We started with the All Weather Gold Bangles, I wish I could take credit for them. I found them in Thailand. They’re originally only given during Lent. If you give alms or gifts to the monks, they’d give you these little bangles. I had a set, and every time I wore them, people would go nuts and ask me about them.
Then there was a crisis in my life with my son, and every time I put them on, I’d think of a blessing for him. My life was consumed with getting him healthy again. All of a sudden, I decided to see what that could look like in a business . . . the All Weather Bangles. Through my son’s illness, I began work with neurologists and psychologists, and I explained certain wellness-oriented things I was doing with my son, and one was this little ritual. The benefits of unplugging and performing little rituals will really help you.
Every product we have, you can swim in them, they’re waterproof, weightless, and soundless. It’s taken me four years to talk about the fun things these things have—but the most powerful is the shareability. If you buy a set of nine and someone says to you, “I love those, what are they?” and you give them one . . . there’s this whole tribe of women who pass these things along.
What are your thoughts about spa?
Spa is inherent to the culture—India, Turkey, Mexico. Here, as a society, we’re seeing the benefits of being in the spa, feeling rejuvenated, reintegrated a little bit. I think that’s great . . . that’s what BuDhaGirl’s mission is—take a moment for yourself, bring ritual into your life—that delicious cucumber water you had in the spa, treat yourself, make it at home.
The spa business is difficult.

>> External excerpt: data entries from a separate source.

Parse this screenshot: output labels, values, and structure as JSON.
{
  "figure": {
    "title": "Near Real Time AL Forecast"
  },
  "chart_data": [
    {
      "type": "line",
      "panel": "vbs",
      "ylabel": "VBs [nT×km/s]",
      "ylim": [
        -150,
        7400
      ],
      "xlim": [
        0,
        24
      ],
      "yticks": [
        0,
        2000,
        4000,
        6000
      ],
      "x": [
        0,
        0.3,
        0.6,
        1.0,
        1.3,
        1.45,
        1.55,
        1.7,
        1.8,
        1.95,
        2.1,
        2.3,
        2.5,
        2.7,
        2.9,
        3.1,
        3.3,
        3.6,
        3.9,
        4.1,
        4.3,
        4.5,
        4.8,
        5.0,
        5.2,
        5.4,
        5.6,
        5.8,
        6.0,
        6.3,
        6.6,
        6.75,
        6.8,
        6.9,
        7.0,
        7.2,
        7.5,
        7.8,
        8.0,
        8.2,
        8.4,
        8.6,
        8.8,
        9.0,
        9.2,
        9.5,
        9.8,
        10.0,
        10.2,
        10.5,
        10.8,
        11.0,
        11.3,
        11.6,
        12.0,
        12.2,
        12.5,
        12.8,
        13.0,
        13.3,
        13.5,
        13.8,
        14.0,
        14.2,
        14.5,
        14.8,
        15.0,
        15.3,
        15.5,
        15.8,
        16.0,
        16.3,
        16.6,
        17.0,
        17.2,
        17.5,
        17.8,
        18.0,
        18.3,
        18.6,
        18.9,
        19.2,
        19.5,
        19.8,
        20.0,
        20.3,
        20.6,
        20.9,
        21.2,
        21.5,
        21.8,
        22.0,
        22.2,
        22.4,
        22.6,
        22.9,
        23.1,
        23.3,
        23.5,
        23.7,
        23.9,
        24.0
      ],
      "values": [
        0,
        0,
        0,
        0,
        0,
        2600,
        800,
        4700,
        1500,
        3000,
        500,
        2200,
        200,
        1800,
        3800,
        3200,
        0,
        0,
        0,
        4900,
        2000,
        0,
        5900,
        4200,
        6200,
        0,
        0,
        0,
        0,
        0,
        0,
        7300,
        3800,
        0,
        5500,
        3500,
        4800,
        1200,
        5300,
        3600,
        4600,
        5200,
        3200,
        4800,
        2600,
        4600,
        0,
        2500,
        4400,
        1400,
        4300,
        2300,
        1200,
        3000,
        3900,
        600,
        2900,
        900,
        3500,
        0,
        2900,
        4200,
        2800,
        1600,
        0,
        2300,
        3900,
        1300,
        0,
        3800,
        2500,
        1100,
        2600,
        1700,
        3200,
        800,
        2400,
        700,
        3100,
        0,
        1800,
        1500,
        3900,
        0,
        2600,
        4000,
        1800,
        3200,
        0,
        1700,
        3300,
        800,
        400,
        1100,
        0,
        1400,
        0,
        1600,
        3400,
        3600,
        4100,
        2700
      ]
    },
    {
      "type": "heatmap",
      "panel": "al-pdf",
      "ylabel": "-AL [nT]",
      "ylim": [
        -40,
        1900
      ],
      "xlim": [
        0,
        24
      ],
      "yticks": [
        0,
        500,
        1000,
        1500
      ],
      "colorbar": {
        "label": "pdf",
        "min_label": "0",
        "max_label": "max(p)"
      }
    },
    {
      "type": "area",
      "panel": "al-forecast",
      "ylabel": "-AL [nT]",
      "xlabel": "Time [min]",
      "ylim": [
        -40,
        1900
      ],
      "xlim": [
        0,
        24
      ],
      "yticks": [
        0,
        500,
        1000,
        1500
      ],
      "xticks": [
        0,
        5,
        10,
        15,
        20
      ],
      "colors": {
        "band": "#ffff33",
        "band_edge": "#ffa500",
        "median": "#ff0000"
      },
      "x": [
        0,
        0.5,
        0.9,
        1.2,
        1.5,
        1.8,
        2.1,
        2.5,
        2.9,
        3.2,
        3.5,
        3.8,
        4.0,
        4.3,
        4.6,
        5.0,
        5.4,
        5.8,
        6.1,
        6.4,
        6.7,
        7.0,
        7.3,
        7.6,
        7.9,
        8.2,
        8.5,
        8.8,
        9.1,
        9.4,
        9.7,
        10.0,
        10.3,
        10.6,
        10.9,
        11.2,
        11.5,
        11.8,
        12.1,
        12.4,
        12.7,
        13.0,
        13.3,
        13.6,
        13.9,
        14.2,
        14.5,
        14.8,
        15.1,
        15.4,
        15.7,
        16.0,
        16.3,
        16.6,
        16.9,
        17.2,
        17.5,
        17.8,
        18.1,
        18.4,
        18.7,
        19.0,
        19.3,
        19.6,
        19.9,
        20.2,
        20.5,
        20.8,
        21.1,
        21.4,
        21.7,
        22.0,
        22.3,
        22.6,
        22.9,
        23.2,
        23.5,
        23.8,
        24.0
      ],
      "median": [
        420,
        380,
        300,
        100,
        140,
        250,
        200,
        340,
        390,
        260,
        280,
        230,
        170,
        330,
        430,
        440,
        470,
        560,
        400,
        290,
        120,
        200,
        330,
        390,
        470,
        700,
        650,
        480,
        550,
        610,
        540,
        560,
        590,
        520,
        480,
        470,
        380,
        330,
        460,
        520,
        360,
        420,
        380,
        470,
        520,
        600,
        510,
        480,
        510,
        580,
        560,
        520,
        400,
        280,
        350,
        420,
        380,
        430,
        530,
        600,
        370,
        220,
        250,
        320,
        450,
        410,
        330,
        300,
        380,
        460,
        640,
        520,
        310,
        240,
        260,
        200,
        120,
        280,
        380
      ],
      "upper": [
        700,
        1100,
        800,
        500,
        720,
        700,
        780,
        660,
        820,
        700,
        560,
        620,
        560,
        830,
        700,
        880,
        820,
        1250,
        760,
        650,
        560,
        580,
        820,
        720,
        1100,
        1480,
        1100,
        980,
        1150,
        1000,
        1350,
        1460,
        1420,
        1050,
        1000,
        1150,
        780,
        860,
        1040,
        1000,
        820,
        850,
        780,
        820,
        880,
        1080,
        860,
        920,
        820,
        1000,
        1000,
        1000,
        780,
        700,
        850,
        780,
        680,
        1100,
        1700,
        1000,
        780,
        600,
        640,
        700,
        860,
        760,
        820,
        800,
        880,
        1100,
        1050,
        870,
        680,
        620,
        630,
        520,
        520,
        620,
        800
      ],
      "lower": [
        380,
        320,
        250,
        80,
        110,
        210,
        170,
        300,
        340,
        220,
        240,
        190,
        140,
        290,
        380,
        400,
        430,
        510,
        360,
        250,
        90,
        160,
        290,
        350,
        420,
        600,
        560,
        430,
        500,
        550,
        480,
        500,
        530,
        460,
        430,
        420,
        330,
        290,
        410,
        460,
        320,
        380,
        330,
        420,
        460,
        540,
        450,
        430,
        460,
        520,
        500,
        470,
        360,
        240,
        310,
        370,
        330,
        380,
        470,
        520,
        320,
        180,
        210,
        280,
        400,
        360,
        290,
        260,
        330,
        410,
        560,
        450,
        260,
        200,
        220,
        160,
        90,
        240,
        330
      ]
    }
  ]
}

It’s hospitality, homeopathic, Ayurvedic, and more—there’s so much to control, and the personnel is very fickle. You’re dealing with artists, etc. I’ve met some spa directors who I felt like telling them,”Honey, you need the treatment, not me!” They’re so stressed out.
You don’t know what’s coming down the pike, so you may as well live every day really well. Take a moment, be really present . . . We are a pretty product. At the beginning I kind of had to apologize for it, that whole organic, Ayurvedic, holistic thing. What was available from a jewelry standpoint was a rock on a string. Those who wanted meaning, something more sophisticated and fashion-forward didn’t have it.
Are you working on anything new that’s especially exciting for you?
People love chakra colors, and we just came out with beautiful elastic bracelets that come in sets of color, they’re not just a mala bracelet anymore. We’re working on silicone bands with wording on them, so people can do madras with them. We love anything with flowers, and we’re also doing things with resin and leather. It’s fun to create all these things. I believe that the Universe made me do BuDhaGirl.